SEATTLE, Wash. - With a long list of Seattle accomplishments as a construction executive- spanning from Safeco Field two decades ago to the recently completed Seattle Seawall project-Ken Johnsen is the perfect person to oversee the build of the New Arena at Seattle Center.
"I grew up here," says Johnsen during his commute last week. "I went to the World's Fair [in 1962]. I was nine years old. I remember the Monorail and the arena and the Bubbleator."
While Johnsen's checklist of memories is impressive, no doubt his New Arena punchlist these days is longer and even more epic. He is the just the man to give us a first insider's look at the New Arena construction.
The project started Dec. 5 with, well, deconstruction. Johnsen says the crew and bulldozers spent weeks "removing seats, removing equipment, removing the ceiling tiles." Same for suites, concession stands and locker rooms.
Next was more weeks of moving and relocating power lines, water and steam pipes, and moving them all carefully.
"So that when you do disconnect the building," says Johnsen, construction executive for Oak View Group-Seattle, "the rest of the neighbors don't have a problem."
Johnsen says with the "make-ready work" now finished, fans will begin seeing more activity in and around Seattle Center. Demolition work started earlier this month, knocking down auxiliary structures such as "the NASA and Blue Spruce buildings."

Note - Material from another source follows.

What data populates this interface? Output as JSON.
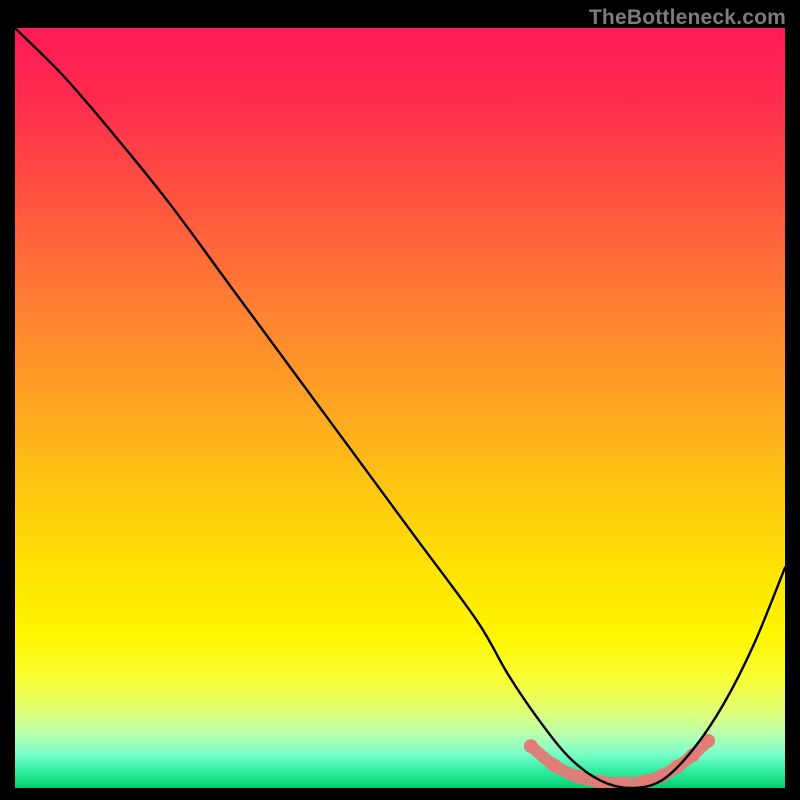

Another outdoors project slated for early April is removing and cataloging the historic curtain wall of glass we all admire when walking in and by Seattle Center. Every piece of glass will be returned to its exact place sometime in 2020 thanks to meticulous photographing and tagging notes.
Inside, the "hard demolition" of the arena will commence late April/early May range, removing lots of cement.
Then the fun stuff unfolds.
"This is a truly fascinating construction project," Johnsen says. "I just came off the Seawall project. People would come down and just stare at what we're doing. The same thing will happen at Seattle Center when the roof is suspended in mid-air."
Wait, what, huh?
Correct. Roof. Mid-air.
"This is not a renovation," says Shaun Mason, a construction consultant at CAA ICON who is now working on his third NHL Arena project (others were Pittsburgh and Edmonton). "It is an all-new arena under that historic roof."
The national-and-local landmark roof will be supported by steel columns and buttresses that will start appearing in late April. There will be a point this summer when the roof will be almost an optical illusion resting in mid-air. Expect thousands of double-takes.
"While we hold the roof up, we'll starting digging the hole," says Johnsen.
The 1995 update of the arena involved digging 37 feet below ground. The New Arena project plan calls for going down another 15 feet and excavating 600,000 cubic yards of dirt from June to October. That's some gigantic hole.
"What people are going to see is lots of trucks hauling dirt," says Johnsen. "I forget how many truckloads that will be … a lot."
But Johnsen quickly adds the truck traffic will be monitored and controlled for the benefit of Seattleites and city visitors alike during our city's most beautiful time of year. Well, at least 'most beautiful' until the Seattle NHL franchise makes the playoffs some April soon.
Mason points out the dig will "go much wider on all four sides" to achieve what NHL Seattle executives all say will be the greatest bowl of seating for fans in not just the NHL, but all of sports. Mason says it will allow fans to be much closer to the ice and NHL Seattle CEO Tod Leiweke pledges "there will not be a bad seat in the house."
The project is currently slated for finish in the late spring of 2021 in time for the Storm's WNBA season. Sixty to 80 concerts are expected to be booked in the first year of operation, fitting around the NHL franchise when it glides the ice in that fall.
For his part, Ken Johnsen can attest to past, present and future presence of this current construction site's full measures of fun, city wonder and burn-in-mind memories.
"I went to my first concert at the arena in 1963 … the Beatles!" says Johnsen, laughing. "I was 10. My brother was a year older, 11. I easily recall my brother yelling at all the girls to quit screaming so he could listen to the music."
No one will be quieting the crowds in 2021.